I’ve never once used a writing prompt. Perhaps that’s obvious, but I’ll ignore the insinuation and move right along, because one of WordPress’s daily prompts recently caught my attention.
Take a complicated subject you know more about than most people, and explain it to a friend who knows nothing about it at all.
Oh my, oh my, oh my. Ain’t we got fun?
Folks, I think you know where I’m headed. Get out while you can, because we’re trekking to old people, ear wax, and poo land. All in the name of science.
Oh, My Nose!
Ever wonder why Tommy Lee Jones has ears the size of Texas? Well, although our bones stop growing after puberty, our cartilage most certainly does not. Those hardy little cells keep right on dividing, blessing us with over-sized noses and ears. And as if that weren’t cruel enough, like breasts and scrota, gravity leads to droopage, until eventually every quadrant of our body is sweeping the floor. Thanks, Mother Nature; you’re sweet.
Ear wax. Fun stuff, isn’t it?
In the body’s protective attempt to keep debris away from our eardrums, it manages to fill the ear canal with debris. Say what? The wax-producing sebaceous and apocrine glands are housed within the skin of the ear canal, and together they efficiently pump out cerumen. Toss in a bit of discarded skin, and voilà! A nice collection of ear wax awaits. If you’re lucky, this self-made paraffin will work its way out. If you’re not, well, hello petrified driftwood, especially if you carry the recessive gene for dry wax.
What’s that stuff made of?
Like the earth, fecal matter comprises mostly water. But unlike the oceans, that water isn’t for swimming. With all the dead and living bacteria, undigested food residue (fiber), leftover junk from the junk food our bodies refuse, cellular debris, fats, minerals, mucus, and liver-detoxified crap, it’s best to stay shore side.
Why’s it brown?
The iron in our poo shacks up with the yellow-orange pigment of bilirubin, which travels to the intestines after our red blood cells die. But don’t mourn their passing; those little hematologic discs didn’t die in vain. After all, once this iron-bilirubin fusion combines with our crap, they’ve helped form a nice chocolate package.
But why’s it so smelly?
Those intestinal bacteria harbor most of the blame. Their generated gasses just plain stink. Especially when we tempt them with spices their wee parts aren’t used to or expose them to artificial junk and chemicals. So go ahead, enjoy that spicy frozen burrito in a box. Just don’t say I didn’t warn you.
Oh, come on, did you really need to go there?

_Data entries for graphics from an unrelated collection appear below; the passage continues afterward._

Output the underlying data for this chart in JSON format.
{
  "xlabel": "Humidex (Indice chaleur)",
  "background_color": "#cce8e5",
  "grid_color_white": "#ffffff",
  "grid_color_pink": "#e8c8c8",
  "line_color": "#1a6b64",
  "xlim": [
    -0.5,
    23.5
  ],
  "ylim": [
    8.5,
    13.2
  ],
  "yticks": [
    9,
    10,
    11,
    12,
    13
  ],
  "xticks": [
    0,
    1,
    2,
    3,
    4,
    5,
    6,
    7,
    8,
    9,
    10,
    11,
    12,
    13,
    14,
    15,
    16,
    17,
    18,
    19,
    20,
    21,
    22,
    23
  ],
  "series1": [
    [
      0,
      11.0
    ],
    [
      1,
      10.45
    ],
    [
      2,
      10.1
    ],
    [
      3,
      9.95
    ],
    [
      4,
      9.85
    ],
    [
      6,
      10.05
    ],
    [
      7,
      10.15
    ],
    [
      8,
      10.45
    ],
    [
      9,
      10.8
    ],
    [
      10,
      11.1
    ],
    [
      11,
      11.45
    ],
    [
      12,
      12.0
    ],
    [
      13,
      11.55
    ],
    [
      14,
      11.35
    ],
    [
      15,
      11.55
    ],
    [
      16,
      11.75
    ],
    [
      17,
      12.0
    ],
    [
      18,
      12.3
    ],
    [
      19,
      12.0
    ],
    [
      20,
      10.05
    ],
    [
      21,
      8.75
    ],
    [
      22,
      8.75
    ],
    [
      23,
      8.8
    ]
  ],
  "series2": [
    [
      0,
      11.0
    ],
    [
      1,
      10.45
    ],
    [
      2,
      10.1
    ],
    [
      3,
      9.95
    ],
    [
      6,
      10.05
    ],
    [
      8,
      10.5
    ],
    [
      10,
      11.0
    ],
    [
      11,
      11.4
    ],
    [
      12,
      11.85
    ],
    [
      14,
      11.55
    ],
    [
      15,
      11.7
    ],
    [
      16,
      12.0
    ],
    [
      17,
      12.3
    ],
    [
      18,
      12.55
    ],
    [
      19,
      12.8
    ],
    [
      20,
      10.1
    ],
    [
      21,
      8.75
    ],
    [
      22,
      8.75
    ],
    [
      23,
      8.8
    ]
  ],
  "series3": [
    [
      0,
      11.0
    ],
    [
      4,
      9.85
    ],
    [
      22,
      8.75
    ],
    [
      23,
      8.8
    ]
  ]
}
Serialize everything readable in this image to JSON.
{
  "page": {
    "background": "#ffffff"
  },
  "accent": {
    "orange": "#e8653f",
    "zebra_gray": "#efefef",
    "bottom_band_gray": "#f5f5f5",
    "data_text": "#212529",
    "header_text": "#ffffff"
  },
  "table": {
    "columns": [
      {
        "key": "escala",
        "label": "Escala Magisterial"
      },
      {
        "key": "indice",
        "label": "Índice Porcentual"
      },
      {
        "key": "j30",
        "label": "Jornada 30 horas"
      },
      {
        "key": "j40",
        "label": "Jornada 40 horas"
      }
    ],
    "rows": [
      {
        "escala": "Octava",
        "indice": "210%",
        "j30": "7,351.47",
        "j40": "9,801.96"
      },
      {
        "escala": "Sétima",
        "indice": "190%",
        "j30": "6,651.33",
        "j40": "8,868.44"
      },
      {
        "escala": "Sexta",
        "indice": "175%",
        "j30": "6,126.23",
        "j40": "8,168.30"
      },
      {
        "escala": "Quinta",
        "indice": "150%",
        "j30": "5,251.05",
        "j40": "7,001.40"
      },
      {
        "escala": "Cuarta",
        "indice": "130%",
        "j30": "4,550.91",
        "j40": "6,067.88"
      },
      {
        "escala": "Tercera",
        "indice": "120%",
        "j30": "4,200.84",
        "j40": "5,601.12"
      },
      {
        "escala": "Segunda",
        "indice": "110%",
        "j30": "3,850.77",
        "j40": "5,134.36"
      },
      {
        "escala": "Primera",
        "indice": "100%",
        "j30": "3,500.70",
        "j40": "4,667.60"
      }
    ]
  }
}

One more tidbit before I depart, and I apologize in advance. But hey, no secrets between us, right? There are some in this world for whom feces triggers sexual excitement. Coprophilia it’s called. Take that word and run with it, why don’t you? It might just be WordPress’s next prompt of the day…
Do you use writing prompts? Do you think WordPress will ever let me use one of theirs again? Have I ruined your appetite for the day?